It’s quiet for now in Bujumbura but the South African troops know things could change
Gregory Mthembu-Salter
A total of 651 South African soldiers are in the Burundian capital Bujumbura on a mission to contribute to a peaceful transition to democracy.
Officially titled the South African Protection Support Detachment (SAPSD), it is South Africa’s biggest, most expensive and riskiest military mission since 1994.
The troops have been in the country since October last year. Their main task is to protect Hutu politicians who have returned from exile to participate in the new transitional government and Parliament, but who do not trust the Burundian armed forces.
So far 26 politicians have asked for South African protection. Eighty-three members of the South African National Defence Force’s (SANDF) 500 parachute squadron act as bodyguards for the politicians, while 200 soldiers from the 1st parachute battalion are stationed outside politicians’ homes.
Meanwhile, despite the efforts of South African Deputy President Jacob Zuma to set ceasefire negotiations in motion, the civil war between the Burundian army and two militia the Forces for the Defence of Democracy and the Forces for National Liberation shows no sign of ending.

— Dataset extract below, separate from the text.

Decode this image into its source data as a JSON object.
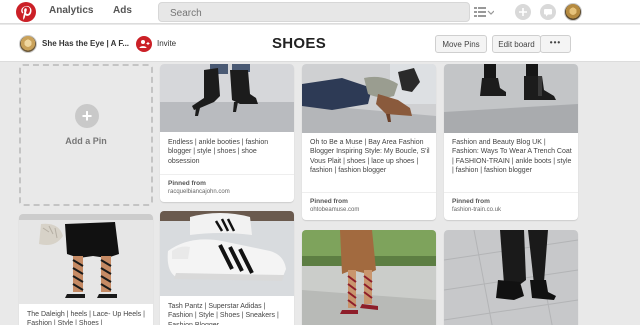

The Nigerian, Ghanaian and Senegalese detachments of the originally planned multinational force have declined to go to Burundi until a ceasefire is in place. This was apparently the SANDF’s original intention, but Nelson Mandela who brokered an agreement in Arusha, Tanzania, in 2000 on which the current government is founded forced the issue late last year by publicly promising that South African troops would go to Burundi with or without a ceasefire.
The SAPSD has no peacekeeping mandate, and neither the right nor obligation to intervene in the civil war.

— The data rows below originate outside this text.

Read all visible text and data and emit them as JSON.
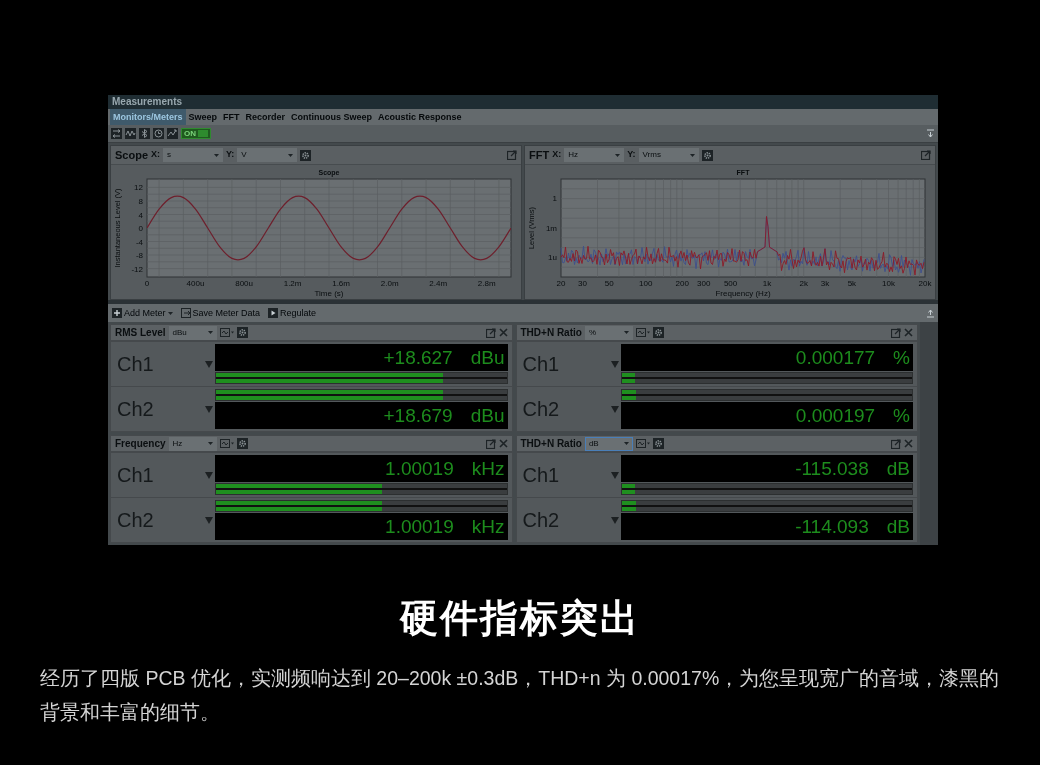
{
  "window": {
    "title": "Measurements"
  },
  "tabs": [
    {
      "label": "Monitors/Meters",
      "selected": true
    },
    {
      "label": "Sweep",
      "selected": false
    },
    {
      "label": "FFT",
      "selected": false
    },
    {
      "label": "Recorder",
      "selected": false
    },
    {
      "label": "Continuous Sweep",
      "selected": false
    },
    {
      "label": "Acoustic Response",
      "selected": false
    }
  ],
  "toolbar": {
    "toggle": {
      "label": "ON",
      "on": true
    }
  },
  "graphs": [
    {
      "title": "Scope",
      "x_label": "X:",
      "x_unit": "s",
      "y_label": "Y:",
      "y_unit": "V",
      "chart_data": {
        "type": "line",
        "title": "Scope",
        "xlabel": "Time (s)",
        "ylabel": "Instantaneous Level (V)",
        "categories": [
          "0",
          null,
          null,
          null,
          "400u",
          null,
          null,
          null,
          "800u",
          null,
          null,
          null,
          "1.2m",
          null,
          null,
          null,
          "1.6m",
          null,
          null,
          null,
          "2.0m",
          null,
          null,
          null,
          "2.4m",
          null,
          null,
          null,
          "2.8m",
          null,
          null
        ],
        "series": [
          {
            "color": "#6e1f2c",
            "values": [
              0,
              5.6,
              9,
              9,
              5.6,
              0,
              -5.6,
              -9,
              -9,
              -5.6,
              0,
              5.6,
              9,
              9,
              5.6,
              0,
              -5.6,
              -9,
              -9,
              -5.6,
              0,
              5.6,
              9,
              9,
              5.6,
              0,
              -5.6,
              -9,
              -9,
              -5.6,
              0
            ]
          }
        ],
        "ylim": [
          -14.5,
          14.5
        ],
        "grid": true,
        "yticks": [
          -12,
          -8,
          -4,
          0,
          4,
          8,
          12
        ]
      }
    },
    {
      "title": "FFT",
      "x_label": "X:",
      "x_unit": "Hz",
      "y_label": "Y:",
      "y_unit": "Vrms",
      "plot": {
        "kind": "spectrum",
        "title": "FFT",
        "xlabel": "Frequency (Hz)",
        "ylabel": "Level (Vrms)",
        "x_tick_labels": [
          "20",
          "30",
          "50",
          "100",
          "200",
          "300",
          "500",
          "1k",
          "2k",
          "3k",
          "5k",
          "10k",
          "20k"
        ],
        "y_tick_labels": [
          "1",
          "1m",
          "1u"
        ]
      }
    }
  ],
  "meter_toolbar": [
    {
      "kind": "add",
      "label": "Add Meter"
    },
    {
      "kind": "save",
      "label": "Save Meter Data"
    },
    {
      "kind": "play",
      "label": "Regulate"
    }
  ],
  "meters": [
    {
      "title": "RMS Level",
      "unit": "dBu",
      "focused": false,
      "channels": [
        {
          "name": "Ch1",
          "value": "+18.627",
          "unit": "dBu",
          "level": 0.78
        },
        {
          "name": "Ch2",
          "value": "+18.679",
          "unit": "dBu",
          "level": 0.78
        }
      ]
    },
    {
      "title": "THD+N Ratio",
      "unit": "%",
      "focused": false,
      "channels": [
        {
          "name": "Ch1",
          "value": "0.000177",
          "unit": "%",
          "level": 0.045
        },
        {
          "name": "Ch2",
          "value": "0.000197",
          "unit": "%",
          "level": 0.05
        }
      ]
    },
    {
      "title": "Frequency",
      "unit": "Hz",
      "focused": false,
      "channels": [
        {
          "name": "Ch1",
          "value": "1.00019",
          "unit": "kHz",
          "level": 0.57
        },
        {
          "name": "Ch2",
          "value": "1.00019",
          "unit": "kHz",
          "level": 0.57
        }
      ]
    },
    {
      "title": "THD+N Ratio",
      "unit": "dB",
      "focused": true,
      "channels": [
        {
          "name": "Ch1",
          "value": "-115.038",
          "unit": "dB",
          "level": 0.045
        },
        {
          "name": "Ch2",
          "value": "-114.093",
          "unit": "dB",
          "level": 0.05
        }
      ]
    }
  ],
  "headline": "硬件指标突出",
  "description": "经历了四版 PCB 优化，实测频响达到 20–200k ±0.3dB，THD+n 为 0.00017%，为您呈现宽广的音域，漆黑的背景和丰富的细节。"
}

According to its commanders, the SAPSD will leave the country if the Arusha agreement collapses, or if they are targeted by any of the warring factions.
After initially being suspicious of the SAPSD’s intentions, the people in Tutsi-dominated Bujumbura are becoming accustomed to the South African presence there.
Relations between the South African soldiers and the Burundian armed forces were at first strained. The Burundian army was unhappy that the SAPSD based itself in the city centre, and even deployed President Pierre Buyoya to try to force the troops to a more distant location, but the SAPSD refused to move.
At a road accident in Bujumbura earlier this year South African and Burundian forces drew weapons against each other, but nothing happened, and now that Burundian armed force commanders have reassured themselves that the SAPSD is sticking to its mandate, relations are gradually improving.
SAPSD officers say they do not think the Burundian army poses a threat to them, and so far no one has attempted to assassinate the politicians being protected by the SAPSD.
One SAPSD member was found strangled to death in January in a Bujumbura suburb in circumstances that remain unexplained. In late February a black SAPSD soldier, who had apparently only just arrived in Burundi, shot and wounded a white officer before being shot and killed by an Indian sergeant. The incident has been played down by the SAPSD, but has fascinated Burundians, particularly since the SANDF is the best role model they have for an integrated African army.
The lack of action and apparent calm in Bujumbura has made it difficult for the SAPSD guards to stay vigilant. Their commander, Lieutenant Colonel Gabriel Vermeulen, says this is one of his major concerns. “Everyone was getting very relaxed. We told them, don’t become friends with the people you are guarding.”
Vermeulen and his team know the situation can change overnight, and that the SAPSD’s true reputation will depend on how it responds to trouble.
As the weeks pass without a ceasefire agreement, trouble becomes more likely since frustrated radical Tutsis will increasingly be tempted to strike out at the Hutu politicians in the government, whom they already suspect of being fifth columnists for the rebel militia.
This would mean South African casualties, creating the possibility that political support in South Africa for the mission might collapse. SAPSD commanders, however, remain confident. “The South African public is hard to alarm,” says Vermeulen. “They are not like Americans. It is Mandela who has asked us to go, and that brings out a commitment from everybody.”